We assumed that the crowd would be there to express their outrage
at their barber and how he was responsible for the riot that had
rocked our city, and we also assumed the crowd would largely be
black, and since they were largely black they wouldn’t be
able, right off, to understand the difference between us and the
regular patrons of the barbershop, might even mistake us for the
bigots who had caused the riot, etc. But that was far from the case,
as we would make clear. Because even though the barbershop’s
neighborhood was largely white,
none of us lived in that neighborhood; the white people who lived
in that neighborhood were called Appalachian. At least
Trent, whose ex-wife worked for the city census bureau, said that
was what they were called, officially, and this was what we called
them in public and around people we didn’t know very well.
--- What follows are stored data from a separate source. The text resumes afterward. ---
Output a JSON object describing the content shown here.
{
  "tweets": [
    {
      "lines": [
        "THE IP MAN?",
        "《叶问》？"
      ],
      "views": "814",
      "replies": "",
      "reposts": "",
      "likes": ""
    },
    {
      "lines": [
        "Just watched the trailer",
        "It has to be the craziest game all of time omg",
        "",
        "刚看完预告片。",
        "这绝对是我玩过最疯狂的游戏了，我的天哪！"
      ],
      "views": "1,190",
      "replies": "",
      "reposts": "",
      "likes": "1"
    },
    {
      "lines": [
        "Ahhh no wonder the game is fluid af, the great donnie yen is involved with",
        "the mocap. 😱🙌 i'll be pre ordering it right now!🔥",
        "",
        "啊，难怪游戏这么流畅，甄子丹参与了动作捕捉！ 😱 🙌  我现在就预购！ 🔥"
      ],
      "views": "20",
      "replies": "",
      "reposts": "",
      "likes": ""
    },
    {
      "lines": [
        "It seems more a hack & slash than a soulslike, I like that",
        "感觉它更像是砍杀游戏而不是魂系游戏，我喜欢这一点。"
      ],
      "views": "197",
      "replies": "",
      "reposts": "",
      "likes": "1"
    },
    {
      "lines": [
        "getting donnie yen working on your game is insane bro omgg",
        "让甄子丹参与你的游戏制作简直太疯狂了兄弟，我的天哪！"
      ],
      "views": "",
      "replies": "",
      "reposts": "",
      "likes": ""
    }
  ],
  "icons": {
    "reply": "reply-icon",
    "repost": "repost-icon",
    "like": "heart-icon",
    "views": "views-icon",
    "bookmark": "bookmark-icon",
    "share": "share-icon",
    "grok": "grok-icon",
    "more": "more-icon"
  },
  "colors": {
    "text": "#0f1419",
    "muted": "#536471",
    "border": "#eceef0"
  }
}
When we were talking among ourselves, we called them poor white
trash, and we would explain to the black protestors that we were
as scared and distrustful of the people in the neighborhood as they
were, and, aside from the color of our skin, we were as different
from the regular patrons of the barbershop as they, the black protestors,
were. And if the black protestors then asked, as they no doubt would,
why then, if we were so different from the bigots who normally frequented
the barbershop,were we going to get our haircuts there? It was a
good question, and we would admit this to them, right before we
would hand over the figurative microphone to David, who would then
put forth his theory about the vicious cycle of our bad, overpriced
haircuts and how this made us much like the rioters and maybe the
protestors, too, who probably had their own variation on that vicious
cycle, that vicious cycle which made us close kin, brothers, really,
and as brothers couldn’t they cut us a little slack? This
would work. We were certain of it. Because of course the black protestors
would be able to see our haircuts, which were, as you know, incredibly
bad.
There were
two problems with this plan. One, the protestors weren’t black;
they were white. We found this troubling in the extreme. Where were
they, the black people of our city? Had they not watched and listened
to the mayor’s televised press conference? Had they not heard
the committee’s findings, had they not scrutinized the very
convincing charts and graphs? Had they not taken to heart the testimony
of the experts and eyewitnesses? Had they not seen the picture of
Gene? Did they not care that this racist barbershop was the cause
of the riot that had rocked our city? Were the black people of our
city this politically apathetic? Were they content to leave their
civic and political and social well-being in the hands of these
white protestors? Yes, it was a blow to all of us, because David’s
theory had been so convincing and we had all begun to feel a special
kinship with these black people, had begun to feel that their race
and our hair were like an enormous door, and on one side of the
door were the questions and on the other the answers, the answers
that had always been kept from us. But maybe, we thought, we could
open the door together. Except that the black protestors we’d
expected weren’t here. Did they not want to open the
door? It was mysterious all right, and we didn’t pretend to
understand it, just as we didn’t pretend to understand why
getting overcharged for awful haircuts made men like us so very
unhappy.
Speaking of
men like us, that was the second problem with the white protestors:
they weren’t protestors. We realized this after we’d
piled out of Trent’s station wagon and moved closer to the
throng. These people had no signs or placards, were holding no megaphones
nor chanting any chants. No, they weren’t even a throng. They
were merely waiting in line, quietly, to get into the barbershop.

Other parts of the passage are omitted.